In a statement released by her office, the congresswoman from Oakland said: “The Republicans’ proposed $20 billion in cuts to the Supplemental Nutrition Assistance Program (SNAP) were unconscionable and short sighted, and beating the Farm Bill today is an incredible victory for the nation’s poor and vulnerable. The President’s veto threat went a long way in garnering support for the defeat of this bill.”
According to the Center for Budget and Policy Priorities, the proposed cuts to food stamps would eliminate benefits for nearly 2 million families, mostly households with children and senior citizens. Reducing SNAP benefits would be particularly devastating because the increase in benefits provided by the American Reinvestment and Recovery Act (ARRA) will end in November, reducing food stamps about $25 monthly for a family of four. Approximately 210,000 low-income children could lose free school meals if their families lose their SNAP benefits.
Led by Lee, 26 members of the House took the challenge of eating on a $4.50 a day food budget for the week which is the average SNAP benefit for one person. In addition she took her fight to the floor of the House floor of the House and to the airways appearing on numerous news programs. Lee is the ideal spokesperson because as a young mother she relied on food stamps to feed her children. She wrote on her blog: “When I was a young, single mother, I was on public assistance. It was a bridge over troubled water, and without it, I wouldn’t be where I am today. I spent hours debating what to buy and what to skip, all the while keeping my sons in my mind. I could go without breakfast; my sons couldn’t.”
The defeat of H.R. 1947, the Federal Agricultural Reform and Risk Management Act of 2013, was a blow to Speaker of the House John Boehner (R-OH8) who was blind-sided once again by members of his party after bringing the $940 billion bill to the floor for a vote. The bill went down in defeat by a margin of 195-234 votes, with 62 Republicans joining the majority of Democrats voting against the bill. Boehner expected more than the 24 Democrats who eventually voted for the bill to back the legislation. However a significant number of Democrats abandoned the legislation after a last-minute amendment by Rep. Steve Southerland (R-FL2) was added that would require applicants for food stamps to be either working or in a work-related program.
Needless to say, the farm lobby was up in arms over this latest debacle. They worked ferociously to get a plan through the House only to see their efforts go up in smoke with no resolution in sight. Hopefully, one lesson that might come from all of this, is that policymakers will begin to understand that feeding the hungry should not be entangled with farm policies. There is much reform needed in our farm policies but these should be addressed separately from the need for Americans to put sufficient food on their tables. Ask Paul Ryan. He just said it on Morning Joe.

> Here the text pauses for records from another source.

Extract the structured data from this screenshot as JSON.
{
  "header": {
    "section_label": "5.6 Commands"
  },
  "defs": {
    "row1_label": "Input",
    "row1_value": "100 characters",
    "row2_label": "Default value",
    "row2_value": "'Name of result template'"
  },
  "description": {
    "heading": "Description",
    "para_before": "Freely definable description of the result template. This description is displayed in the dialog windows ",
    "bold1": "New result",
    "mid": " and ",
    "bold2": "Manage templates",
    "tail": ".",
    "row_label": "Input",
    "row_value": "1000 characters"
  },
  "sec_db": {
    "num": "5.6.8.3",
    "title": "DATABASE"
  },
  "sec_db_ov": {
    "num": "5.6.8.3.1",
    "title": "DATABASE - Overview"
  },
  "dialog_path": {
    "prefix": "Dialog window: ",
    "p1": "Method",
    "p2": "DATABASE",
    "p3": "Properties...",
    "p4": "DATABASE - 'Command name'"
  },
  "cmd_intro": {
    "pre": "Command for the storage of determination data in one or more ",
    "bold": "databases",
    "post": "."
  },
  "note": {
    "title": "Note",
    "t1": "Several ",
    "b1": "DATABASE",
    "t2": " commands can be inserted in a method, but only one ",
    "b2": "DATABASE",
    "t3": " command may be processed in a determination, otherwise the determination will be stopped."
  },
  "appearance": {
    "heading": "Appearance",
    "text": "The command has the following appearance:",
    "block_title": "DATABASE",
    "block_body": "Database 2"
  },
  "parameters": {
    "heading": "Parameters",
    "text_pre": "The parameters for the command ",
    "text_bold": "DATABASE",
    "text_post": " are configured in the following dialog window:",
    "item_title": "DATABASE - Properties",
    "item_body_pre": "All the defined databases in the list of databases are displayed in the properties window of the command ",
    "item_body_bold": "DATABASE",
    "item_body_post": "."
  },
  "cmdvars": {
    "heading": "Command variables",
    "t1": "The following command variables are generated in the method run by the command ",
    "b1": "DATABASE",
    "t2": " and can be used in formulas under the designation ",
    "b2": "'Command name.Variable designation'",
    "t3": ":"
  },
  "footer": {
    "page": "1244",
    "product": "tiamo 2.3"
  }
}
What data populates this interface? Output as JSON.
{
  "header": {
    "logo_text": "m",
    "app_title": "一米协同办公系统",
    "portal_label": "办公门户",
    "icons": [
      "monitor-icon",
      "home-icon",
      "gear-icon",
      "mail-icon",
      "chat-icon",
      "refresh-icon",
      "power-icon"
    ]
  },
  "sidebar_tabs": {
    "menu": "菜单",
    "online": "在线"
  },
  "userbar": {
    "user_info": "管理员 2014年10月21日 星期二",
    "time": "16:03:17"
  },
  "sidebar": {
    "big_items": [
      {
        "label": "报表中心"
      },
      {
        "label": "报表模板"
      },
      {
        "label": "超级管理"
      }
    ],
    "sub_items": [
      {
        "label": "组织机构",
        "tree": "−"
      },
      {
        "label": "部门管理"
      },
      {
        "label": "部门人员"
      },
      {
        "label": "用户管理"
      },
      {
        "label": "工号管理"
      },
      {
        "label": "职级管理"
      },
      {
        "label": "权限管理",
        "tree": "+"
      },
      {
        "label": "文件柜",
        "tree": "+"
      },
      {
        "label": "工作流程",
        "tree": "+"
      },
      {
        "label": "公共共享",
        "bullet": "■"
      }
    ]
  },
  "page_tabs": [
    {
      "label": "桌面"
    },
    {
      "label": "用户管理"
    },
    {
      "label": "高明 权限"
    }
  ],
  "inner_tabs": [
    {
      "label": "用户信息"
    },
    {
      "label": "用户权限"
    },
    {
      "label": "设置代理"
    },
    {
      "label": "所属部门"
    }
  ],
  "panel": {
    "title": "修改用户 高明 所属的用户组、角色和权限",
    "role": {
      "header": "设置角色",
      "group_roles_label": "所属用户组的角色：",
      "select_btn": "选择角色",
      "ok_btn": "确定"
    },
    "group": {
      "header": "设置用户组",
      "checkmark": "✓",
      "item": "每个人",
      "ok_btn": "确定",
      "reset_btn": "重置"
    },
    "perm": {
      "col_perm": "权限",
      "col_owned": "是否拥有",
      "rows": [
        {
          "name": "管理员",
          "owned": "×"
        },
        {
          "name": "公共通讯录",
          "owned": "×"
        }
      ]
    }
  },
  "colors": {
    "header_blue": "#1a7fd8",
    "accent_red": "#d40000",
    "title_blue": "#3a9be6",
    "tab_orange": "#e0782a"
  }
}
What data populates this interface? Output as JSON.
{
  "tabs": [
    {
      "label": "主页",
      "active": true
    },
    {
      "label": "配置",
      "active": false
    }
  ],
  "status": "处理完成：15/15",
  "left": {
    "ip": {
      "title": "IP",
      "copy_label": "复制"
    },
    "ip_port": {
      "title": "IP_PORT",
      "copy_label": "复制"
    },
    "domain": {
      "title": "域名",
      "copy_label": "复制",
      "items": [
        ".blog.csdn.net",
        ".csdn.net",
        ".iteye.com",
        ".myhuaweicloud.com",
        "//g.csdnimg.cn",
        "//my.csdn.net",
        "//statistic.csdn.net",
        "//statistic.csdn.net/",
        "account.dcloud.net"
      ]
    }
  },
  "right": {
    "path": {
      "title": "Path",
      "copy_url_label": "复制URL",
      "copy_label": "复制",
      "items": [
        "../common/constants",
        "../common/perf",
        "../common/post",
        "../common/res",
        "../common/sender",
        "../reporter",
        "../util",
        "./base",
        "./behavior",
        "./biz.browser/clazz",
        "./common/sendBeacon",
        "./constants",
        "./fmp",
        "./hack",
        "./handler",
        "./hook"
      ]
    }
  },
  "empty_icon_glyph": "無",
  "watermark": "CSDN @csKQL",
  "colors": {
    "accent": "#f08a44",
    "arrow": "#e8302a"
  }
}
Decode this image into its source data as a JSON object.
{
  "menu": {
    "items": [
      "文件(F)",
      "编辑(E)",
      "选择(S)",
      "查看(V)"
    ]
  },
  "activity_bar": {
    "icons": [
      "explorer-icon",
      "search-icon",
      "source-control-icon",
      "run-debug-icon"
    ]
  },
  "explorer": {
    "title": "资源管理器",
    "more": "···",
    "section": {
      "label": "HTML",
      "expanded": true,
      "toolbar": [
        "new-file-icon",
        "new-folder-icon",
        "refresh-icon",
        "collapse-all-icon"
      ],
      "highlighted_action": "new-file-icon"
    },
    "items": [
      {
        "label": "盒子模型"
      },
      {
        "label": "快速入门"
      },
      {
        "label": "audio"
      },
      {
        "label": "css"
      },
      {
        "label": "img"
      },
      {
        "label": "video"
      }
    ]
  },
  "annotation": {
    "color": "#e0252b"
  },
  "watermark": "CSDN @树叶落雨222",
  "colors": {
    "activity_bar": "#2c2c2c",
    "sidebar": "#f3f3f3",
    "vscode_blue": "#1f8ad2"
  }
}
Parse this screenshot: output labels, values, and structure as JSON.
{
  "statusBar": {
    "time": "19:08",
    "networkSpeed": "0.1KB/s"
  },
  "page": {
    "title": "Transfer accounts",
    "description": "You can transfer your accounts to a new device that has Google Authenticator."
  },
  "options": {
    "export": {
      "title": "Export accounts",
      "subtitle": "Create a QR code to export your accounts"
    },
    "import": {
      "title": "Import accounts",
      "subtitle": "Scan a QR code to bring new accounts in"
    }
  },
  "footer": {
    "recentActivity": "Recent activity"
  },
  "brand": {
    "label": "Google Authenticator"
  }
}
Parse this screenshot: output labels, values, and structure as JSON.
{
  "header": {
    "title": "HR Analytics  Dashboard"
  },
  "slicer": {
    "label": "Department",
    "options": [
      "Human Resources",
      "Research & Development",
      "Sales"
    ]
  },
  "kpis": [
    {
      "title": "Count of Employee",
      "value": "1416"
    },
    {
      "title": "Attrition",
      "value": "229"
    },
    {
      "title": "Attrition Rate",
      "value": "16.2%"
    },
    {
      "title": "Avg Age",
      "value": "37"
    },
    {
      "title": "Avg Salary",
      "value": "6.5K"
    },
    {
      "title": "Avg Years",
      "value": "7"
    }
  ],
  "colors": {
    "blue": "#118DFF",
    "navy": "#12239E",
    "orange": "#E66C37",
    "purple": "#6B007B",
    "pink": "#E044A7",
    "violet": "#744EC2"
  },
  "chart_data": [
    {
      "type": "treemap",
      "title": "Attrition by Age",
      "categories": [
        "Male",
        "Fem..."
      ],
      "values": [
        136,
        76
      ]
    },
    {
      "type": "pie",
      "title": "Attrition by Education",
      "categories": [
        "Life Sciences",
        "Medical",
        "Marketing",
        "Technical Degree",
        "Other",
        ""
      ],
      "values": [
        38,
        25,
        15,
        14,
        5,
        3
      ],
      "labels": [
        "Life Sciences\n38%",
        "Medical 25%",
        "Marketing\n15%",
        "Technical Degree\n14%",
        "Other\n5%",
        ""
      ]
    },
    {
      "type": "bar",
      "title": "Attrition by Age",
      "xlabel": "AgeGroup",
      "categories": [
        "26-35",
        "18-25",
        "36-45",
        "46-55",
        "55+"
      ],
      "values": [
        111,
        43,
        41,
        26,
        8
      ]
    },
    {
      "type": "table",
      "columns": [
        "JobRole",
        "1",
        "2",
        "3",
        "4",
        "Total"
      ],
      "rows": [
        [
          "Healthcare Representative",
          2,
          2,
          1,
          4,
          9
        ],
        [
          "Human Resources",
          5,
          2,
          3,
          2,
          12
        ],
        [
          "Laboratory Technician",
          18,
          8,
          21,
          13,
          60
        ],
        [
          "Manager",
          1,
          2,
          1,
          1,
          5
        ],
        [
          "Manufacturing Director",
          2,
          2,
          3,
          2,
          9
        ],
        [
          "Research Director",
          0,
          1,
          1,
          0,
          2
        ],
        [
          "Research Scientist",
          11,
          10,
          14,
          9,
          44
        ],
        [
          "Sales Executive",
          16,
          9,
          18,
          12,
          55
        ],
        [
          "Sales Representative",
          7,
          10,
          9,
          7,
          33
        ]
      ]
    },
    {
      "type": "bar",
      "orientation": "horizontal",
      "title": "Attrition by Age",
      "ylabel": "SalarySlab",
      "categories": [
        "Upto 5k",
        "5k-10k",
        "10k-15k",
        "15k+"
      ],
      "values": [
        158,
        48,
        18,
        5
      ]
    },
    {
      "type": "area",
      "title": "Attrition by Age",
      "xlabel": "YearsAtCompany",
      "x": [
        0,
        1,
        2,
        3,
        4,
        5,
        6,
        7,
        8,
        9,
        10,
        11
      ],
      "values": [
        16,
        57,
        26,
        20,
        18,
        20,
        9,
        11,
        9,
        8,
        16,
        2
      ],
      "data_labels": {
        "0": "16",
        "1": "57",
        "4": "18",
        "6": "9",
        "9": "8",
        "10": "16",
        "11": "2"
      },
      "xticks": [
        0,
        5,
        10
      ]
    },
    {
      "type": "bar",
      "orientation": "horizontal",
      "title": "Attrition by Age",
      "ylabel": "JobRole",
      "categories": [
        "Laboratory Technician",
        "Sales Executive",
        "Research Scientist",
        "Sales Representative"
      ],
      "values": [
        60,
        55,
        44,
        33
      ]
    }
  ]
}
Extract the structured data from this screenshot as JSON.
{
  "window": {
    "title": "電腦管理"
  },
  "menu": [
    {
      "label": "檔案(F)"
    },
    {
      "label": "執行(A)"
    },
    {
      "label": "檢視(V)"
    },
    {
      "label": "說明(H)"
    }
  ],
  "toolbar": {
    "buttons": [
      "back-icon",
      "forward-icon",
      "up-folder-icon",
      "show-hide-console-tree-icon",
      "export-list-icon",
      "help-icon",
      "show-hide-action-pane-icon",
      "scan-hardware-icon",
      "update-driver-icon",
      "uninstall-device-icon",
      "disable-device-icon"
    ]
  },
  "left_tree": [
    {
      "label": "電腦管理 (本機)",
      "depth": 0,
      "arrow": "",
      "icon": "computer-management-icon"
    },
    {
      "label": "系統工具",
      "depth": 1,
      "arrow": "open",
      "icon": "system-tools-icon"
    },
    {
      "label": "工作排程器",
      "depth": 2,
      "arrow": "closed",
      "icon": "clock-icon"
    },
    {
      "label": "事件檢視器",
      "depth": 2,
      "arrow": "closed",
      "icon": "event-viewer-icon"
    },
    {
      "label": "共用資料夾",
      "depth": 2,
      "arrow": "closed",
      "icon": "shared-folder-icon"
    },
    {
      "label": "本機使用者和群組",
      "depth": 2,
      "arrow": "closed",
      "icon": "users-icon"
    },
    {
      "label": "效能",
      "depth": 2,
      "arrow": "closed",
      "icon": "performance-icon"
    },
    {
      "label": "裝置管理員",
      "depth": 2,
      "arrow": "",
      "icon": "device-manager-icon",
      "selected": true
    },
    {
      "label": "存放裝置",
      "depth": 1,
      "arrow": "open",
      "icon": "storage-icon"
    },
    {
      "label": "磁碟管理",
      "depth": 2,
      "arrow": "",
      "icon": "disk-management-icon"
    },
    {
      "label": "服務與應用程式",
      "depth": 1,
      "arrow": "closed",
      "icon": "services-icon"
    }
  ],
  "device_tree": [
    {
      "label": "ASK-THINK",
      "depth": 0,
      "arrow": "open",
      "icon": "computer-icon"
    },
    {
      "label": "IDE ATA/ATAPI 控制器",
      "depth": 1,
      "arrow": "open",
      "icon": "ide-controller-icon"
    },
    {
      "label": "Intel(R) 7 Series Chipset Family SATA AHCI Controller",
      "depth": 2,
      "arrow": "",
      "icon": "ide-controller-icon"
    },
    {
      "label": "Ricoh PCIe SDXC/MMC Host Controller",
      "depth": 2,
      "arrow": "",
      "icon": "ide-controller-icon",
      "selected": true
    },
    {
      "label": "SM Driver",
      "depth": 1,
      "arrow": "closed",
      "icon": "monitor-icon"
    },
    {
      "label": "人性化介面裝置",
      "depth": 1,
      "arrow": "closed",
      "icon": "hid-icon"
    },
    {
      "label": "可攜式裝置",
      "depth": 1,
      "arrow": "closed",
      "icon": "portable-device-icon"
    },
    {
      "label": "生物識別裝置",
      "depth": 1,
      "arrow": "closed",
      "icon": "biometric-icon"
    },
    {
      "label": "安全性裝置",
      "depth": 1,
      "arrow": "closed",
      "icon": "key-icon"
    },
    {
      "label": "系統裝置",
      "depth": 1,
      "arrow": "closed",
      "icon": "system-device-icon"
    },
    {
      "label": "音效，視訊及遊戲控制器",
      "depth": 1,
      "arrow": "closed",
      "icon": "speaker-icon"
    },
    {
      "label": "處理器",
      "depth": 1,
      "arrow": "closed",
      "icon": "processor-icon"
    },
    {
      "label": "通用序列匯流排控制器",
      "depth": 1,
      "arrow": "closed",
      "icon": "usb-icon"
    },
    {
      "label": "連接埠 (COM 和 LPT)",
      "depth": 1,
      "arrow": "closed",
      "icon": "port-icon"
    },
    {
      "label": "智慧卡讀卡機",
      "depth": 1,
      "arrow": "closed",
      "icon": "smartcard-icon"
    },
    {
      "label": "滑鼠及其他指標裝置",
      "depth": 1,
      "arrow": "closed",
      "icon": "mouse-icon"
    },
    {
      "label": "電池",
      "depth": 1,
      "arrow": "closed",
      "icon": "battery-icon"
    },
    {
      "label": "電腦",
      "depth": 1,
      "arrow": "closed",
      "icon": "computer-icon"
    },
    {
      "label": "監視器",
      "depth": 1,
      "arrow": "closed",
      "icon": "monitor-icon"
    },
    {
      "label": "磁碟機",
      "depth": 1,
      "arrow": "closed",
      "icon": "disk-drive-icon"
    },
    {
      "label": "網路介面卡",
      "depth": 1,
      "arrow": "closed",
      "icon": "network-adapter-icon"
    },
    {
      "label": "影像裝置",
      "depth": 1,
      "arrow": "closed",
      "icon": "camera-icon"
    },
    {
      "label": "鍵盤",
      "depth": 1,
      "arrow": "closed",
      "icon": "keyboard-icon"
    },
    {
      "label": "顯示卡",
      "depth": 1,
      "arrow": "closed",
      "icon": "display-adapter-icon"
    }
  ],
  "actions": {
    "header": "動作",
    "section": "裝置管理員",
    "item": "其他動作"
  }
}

Dr. Charles E. Lewis, Jr. is President of The Congressional Research Institute for Social Work and Policy. He has served as deputy chief of staff and communications director for former Congressman Edolphus “Ed” Towns and was the staff coordinator for the Congressional Social Work Caucus. He was a full-time faculty member at Howard University School of Social Work prior to joining Rep. Towns’ staff and now is an adjunct associate professor. As staff coordinator for the Social Work Caucus, Dr. Lewis helped to plan and to coordinate numerous briefings and events on the Hill and in the 10th Congressional District in Brooklyn, New York.